Principal Investigator George Stephanopoulos
Models that describe process behavior at several spatial and temporal scales are essential for a number of engineering tasks ranging from process analysis to process design to operational monitoring, control and optimization. There are three fundamental reasons for this need of “multiscale” models:
(a) Physical, chemical, and biological phenomena occur at different spatial and temporal scales.
(b) The operational tasks of closed-loop feedback control, adaptive control, fault diagnosis, and scheduling and planning of operating procedures are deployed with process models of progressively increasing dominant time scales.
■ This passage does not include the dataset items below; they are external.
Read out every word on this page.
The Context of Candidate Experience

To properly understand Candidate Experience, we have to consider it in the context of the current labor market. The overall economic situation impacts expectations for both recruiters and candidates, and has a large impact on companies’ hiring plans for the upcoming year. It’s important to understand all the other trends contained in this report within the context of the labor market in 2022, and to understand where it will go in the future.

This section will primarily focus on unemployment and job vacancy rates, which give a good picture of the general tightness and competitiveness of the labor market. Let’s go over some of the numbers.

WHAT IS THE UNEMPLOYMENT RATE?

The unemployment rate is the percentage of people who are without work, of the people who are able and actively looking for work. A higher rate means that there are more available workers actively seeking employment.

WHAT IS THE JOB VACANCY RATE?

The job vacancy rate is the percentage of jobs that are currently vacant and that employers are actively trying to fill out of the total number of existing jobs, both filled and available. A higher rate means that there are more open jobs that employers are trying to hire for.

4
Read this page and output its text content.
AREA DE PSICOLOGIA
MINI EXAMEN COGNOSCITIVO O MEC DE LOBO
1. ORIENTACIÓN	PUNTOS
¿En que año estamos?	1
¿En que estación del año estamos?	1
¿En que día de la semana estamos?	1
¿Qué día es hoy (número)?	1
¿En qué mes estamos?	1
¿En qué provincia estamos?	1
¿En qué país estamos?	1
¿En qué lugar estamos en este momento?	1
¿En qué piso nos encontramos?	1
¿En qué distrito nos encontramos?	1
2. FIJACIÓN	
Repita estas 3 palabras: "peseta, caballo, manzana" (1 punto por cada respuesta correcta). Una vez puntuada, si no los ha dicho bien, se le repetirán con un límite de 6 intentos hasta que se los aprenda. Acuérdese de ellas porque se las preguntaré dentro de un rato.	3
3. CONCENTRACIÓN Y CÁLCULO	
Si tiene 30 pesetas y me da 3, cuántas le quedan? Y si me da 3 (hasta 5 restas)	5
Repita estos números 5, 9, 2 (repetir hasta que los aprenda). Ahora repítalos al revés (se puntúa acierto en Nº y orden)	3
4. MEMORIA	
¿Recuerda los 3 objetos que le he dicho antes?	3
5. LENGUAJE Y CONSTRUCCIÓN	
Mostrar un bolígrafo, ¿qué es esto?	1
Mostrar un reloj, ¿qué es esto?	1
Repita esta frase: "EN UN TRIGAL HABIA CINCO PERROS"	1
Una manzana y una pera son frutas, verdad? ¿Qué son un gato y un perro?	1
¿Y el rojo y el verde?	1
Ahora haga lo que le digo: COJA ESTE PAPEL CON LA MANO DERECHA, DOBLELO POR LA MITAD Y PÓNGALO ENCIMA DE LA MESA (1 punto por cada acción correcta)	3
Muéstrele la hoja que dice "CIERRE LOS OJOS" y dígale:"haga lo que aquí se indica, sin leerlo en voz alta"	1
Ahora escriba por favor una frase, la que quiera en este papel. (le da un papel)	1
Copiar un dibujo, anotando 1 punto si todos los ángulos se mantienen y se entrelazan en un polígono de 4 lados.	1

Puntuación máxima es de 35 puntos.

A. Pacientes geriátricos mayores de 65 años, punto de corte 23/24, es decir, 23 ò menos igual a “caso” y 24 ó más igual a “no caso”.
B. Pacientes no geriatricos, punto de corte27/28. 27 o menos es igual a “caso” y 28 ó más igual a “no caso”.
(c) Sensors may provide measurements of process behavior at different sampling rates, inducing control actions at correspondingly different rates. The optimal fusion of measurement information at various time-scales with control actions requires the availability of process models at time scales, which are commensurable with the sampling rates of various measurements and application rates of control actions.
Multiscale models of dynamic systems offer a representation that links states at different time scales over distinct time periods. As such they allow a natural bridging of scales (ranges of frequencies) and time, and are more attractive than models defined in the time- or frequency-domain, alone. Earlier research in our group as introduced a wavelet-based modeling framework for the representation of process dynamics over a broad range of temporal scales. This is in essence a “multiresolution” modeling framework emanating from a single underlying model, and has been used in the analysis and design of multi-scale model-predictive control systems.
Current research work attempts to expand previous developments in order to address a number of outstanding problems related to process operations, such as: nonlinear model-predictive control, analysis and diagnosis of operational trends, planning and scheduling of process operations.